Siranchok Rural Municipality (Nepali : सिरानचोक गाउँपालिका) is a Rural Municipality in Gorkha District in Gandaki Province of Nepal. On 12 March 2017, the government of Nepal implemented a new local administrative structure, with the implementation of the new local administrative structure, VDCs have been replaced with municipal and Village Councils. Siranchowk is one of these 753 local units.

==Demographics==
At the time of the 2011 Nepal census, Siranchowk Rural Municipality had a population of 23,666. Of these, 76.7% spoke Nepali, 15.5% Gurung, 3.0% Kumhali, 2.9% Tamang, 0.7% Urdu, 0.6% Bajjika, 0.3% Newar, 0.1% Bhojpuri, 0.1% Doteli and 0.2% other languages as their first language.

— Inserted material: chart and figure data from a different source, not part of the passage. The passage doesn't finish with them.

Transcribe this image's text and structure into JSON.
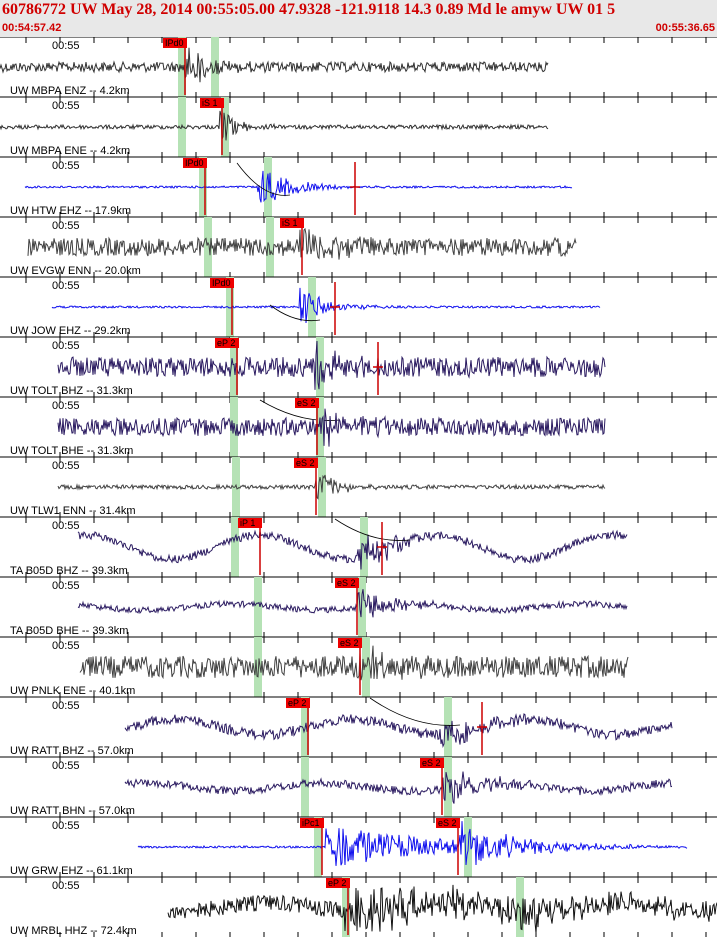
{
  "header": {
    "title": "60786772 UW May 28, 2014 00:55:05.00   47.9328 -121.9118 14.3 0.89 Md le amyw UW 01   5",
    "start_time": "00:54:57.42",
    "end_time": "00:55:36.65"
  },
  "colors": {
    "header_text": "#d00000",
    "pick_flag": "#ee0000",
    "pick_line": "#cc0000",
    "prediction_band": "#b5e2b5"
  },
  "traces": [
    {
      "id": "t1",
      "tick": "00:55",
      "label": "UW MBPA ENZ -- 4.2km",
      "color": "#303030",
      "start": 0,
      "end": 548,
      "onset": 185,
      "noise": 5,
      "peak": 24,
      "decay": 20,
      "wander": 0,
      "band": [
        182,
        215
      ],
      "picks": [
        {
          "label": "IPd0",
          "x": 185
        }
      ]
    },
    {
      "id": "t2",
      "tick": "00:55",
      "label": "UW MBPA ENE -- 4.2km",
      "color": "#303030",
      "start": 0,
      "end": 548,
      "onset": 220,
      "noise": 2,
      "peak": 18,
      "decay": 18,
      "wander": 0,
      "band": [
        182,
        225
      ],
      "picks": [
        {
          "label": "iS 1",
          "x": 222
        }
      ]
    },
    {
      "id": "t3",
      "tick": "00:55",
      "label": "UW HTW EHZ -- 17.9km",
      "color": "#1010ee",
      "start": 25,
      "end": 572,
      "onset": 258,
      "noise": 1,
      "peak": 24,
      "decay": 28,
      "wander": 0,
      "band": [
        203,
        268
      ],
      "picks": [
        {
          "label": "IPd0",
          "x": 205
        },
        {
          "label": "",
          "x": 355
        }
      ],
      "curve": [
        [
          237,
          163
        ],
        [
          290,
          195
        ]
      ]
    },
    {
      "id": "t4",
      "tick": "00:55",
      "label": "UW EVGW ENN -- 20.0km",
      "color": "#404040",
      "start": 28,
      "end": 576,
      "onset": 300,
      "noise": 9,
      "peak": 22,
      "decay": 30,
      "wander": 0,
      "band": [
        208,
        270
      ],
      "picks": [
        {
          "label": "iS 1",
          "x": 302
        }
      ]
    },
    {
      "id": "t5",
      "tick": "00:55",
      "label": "UW JOW EHZ -- 29.2km",
      "color": "#1010ee",
      "start": 52,
      "end": 600,
      "onset": 300,
      "noise": 1,
      "peak": 22,
      "decay": 25,
      "wander": 0,
      "band": [
        230,
        312
      ],
      "picks": [
        {
          "label": "IPd0",
          "x": 232
        },
        {
          "label": "",
          "x": 335
        }
      ],
      "curve": [
        [
          270,
          305
        ],
        [
          320,
          320
        ]
      ]
    },
    {
      "id": "t6",
      "tick": "00:55",
      "label": "UW TOLT BHZ -- 31.3km",
      "color": "#2a1a60",
      "start": 58,
      "end": 605,
      "onset": 315,
      "noise": 10,
      "peak": 25,
      "decay": 25,
      "wander": 0,
      "band": [
        234,
        320
      ],
      "picks": [
        {
          "label": "eP 2",
          "x": 237
        },
        {
          "label": "",
          "x": 378
        }
      ],
      "curve": [
        [
          260,
          400
        ],
        [
          340,
          420
        ]
      ]
    },
    {
      "id": "t7",
      "tick": "00:55",
      "label": "UW TOLT BHE -- 31.3km",
      "color": "#2a1a60",
      "start": 58,
      "end": 605,
      "onset": 317,
      "noise": 9,
      "peak": 24,
      "decay": 25,
      "wander": 0,
      "band": [
        234,
        320
      ],
      "picks": [
        {
          "label": "eS 2",
          "x": 317
        }
      ]
    },
    {
      "id": "t8",
      "tick": "00:55",
      "label": "UW TLW1 ENN -- 31.4km",
      "color": "#404040",
      "start": 58,
      "end": 605,
      "onset": 316,
      "noise": 2,
      "peak": 20,
      "decay": 20,
      "wander": 0,
      "band": [
        236,
        322
      ],
      "picks": [
        {
          "label": "eS 2",
          "x": 316
        }
      ]
    },
    {
      "id": "t9",
      "tick": "00:55",
      "label": "TA B05D BHZ -- 39.3km",
      "color": "#2a1a60",
      "start": 78,
      "end": 627,
      "onset": 358,
      "noise": 4,
      "peak": 24,
      "decay": 35,
      "wander": 12,
      "band": [
        235,
        364
      ],
      "picks": [
        {
          "label": "iP 1",
          "x": 260
        },
        {
          "label": "",
          "x": 382
        }
      ],
      "curve": [
        [
          335,
          519
        ],
        [
          410,
          540
        ]
      ]
    },
    {
      "id": "t10",
      "tick": "00:55",
      "label": "TA B05D BHE -- 39.3km",
      "color": "#2a1a60",
      "start": 78,
      "end": 627,
      "onset": 357,
      "noise": 3,
      "peak": 20,
      "decay": 35,
      "wander": 3,
      "band": [
        258,
        362
      ],
      "picks": [
        {
          "label": "eS 2",
          "x": 357
        }
      ]
    },
    {
      "id": "t11",
      "tick": "00:55",
      "label": "UW PNLK ENE -- 40.1km",
      "color": "#404040",
      "start": 80,
      "end": 628,
      "onset": 360,
      "noise": 11,
      "peak": 22,
      "decay": 25,
      "wander": 0,
      "band": [
        258,
        366
      ],
      "picks": [
        {
          "label": "eS 2",
          "x": 360
        }
      ]
    },
    {
      "id": "t12",
      "tick": "00:55",
      "label": "UW RATT BHZ -- 57.0km",
      "color": "#2a1a60",
      "start": 125,
      "end": 672,
      "onset": 440,
      "noise": 5,
      "peak": 20,
      "decay": 40,
      "wander": 8,
      "band": [
        305,
        448
      ],
      "picks": [
        {
          "label": "eP 2",
          "x": 308
        },
        {
          "label": "",
          "x": 482
        }
      ],
      "curve": [
        [
          370,
          698
        ],
        [
          460,
          725
        ]
      ]
    },
    {
      "id": "t13",
      "tick": "00:55",
      "label": "UW RATT BHN -- 57.0km",
      "color": "#2a1a60",
      "start": 125,
      "end": 672,
      "onset": 442,
      "noise": 4,
      "peak": 22,
      "decay": 40,
      "wander": 4,
      "band": [
        305,
        448
      ],
      "picks": [
        {
          "label": "eS 2",
          "x": 442
        }
      ]
    },
    {
      "id": "t14",
      "tick": "00:55",
      "label": "UW GRW EHZ -- 61.1km",
      "color": "#1010ee",
      "start": 138,
      "end": 687,
      "onset": 326,
      "noise": 1,
      "peak": 24,
      "decay": 100,
      "wander": 0,
      "band": [
        318,
        468
      ],
      "picks": [
        {
          "label": "iPc1",
          "x": 322
        },
        {
          "label": "eS 2",
          "x": 458
        }
      ],
      "second_onset": 460
    },
    {
      "id": "t15",
      "tick": "00:55",
      "label": "UW MRBL HHZ -- 72.4km",
      "color": "#111111",
      "start": 168,
      "end": 717,
      "onset": 345,
      "noise": 8,
      "peak": 20,
      "decay": 200,
      "wander": 4,
      "band": [
        346,
        520
      ],
      "picks": [
        {
          "label": "eP 2",
          "x": 348
        }
      ],
      "second_onset": 520
    }
  ]
}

In terms of ethnicity/caste, 24.0% were Gurung, 18.9% Hill Brahmin, 11.7% Chhetri, 9.9% Sarki, 7.9% Kami, 4.8% Damai/Dholi, 4.4% Tamang, 3.8% Kumal, 3.3% Newar, 3.1% Magar, 3.0% Brahmu/Baramo, 1.6% Musalman, 1.4% Gharti/Bhujel, 1.2% Sanyasi/Dasnami, 0.3% Ghale, 0.3% Thakuri, 0.1% Rai, 0.1% other Dalit and 0.3% others.

In terms of religion, 75.2% were Hindu, 20.4% Buddhist, 2.6% Christian, 1.6% Muslim, 0.1% Prakriti and 0.1% others.

In terms of literacy, 66.5% could both read and write, 2.1% could read but not write and 31.3% could neither read nor write.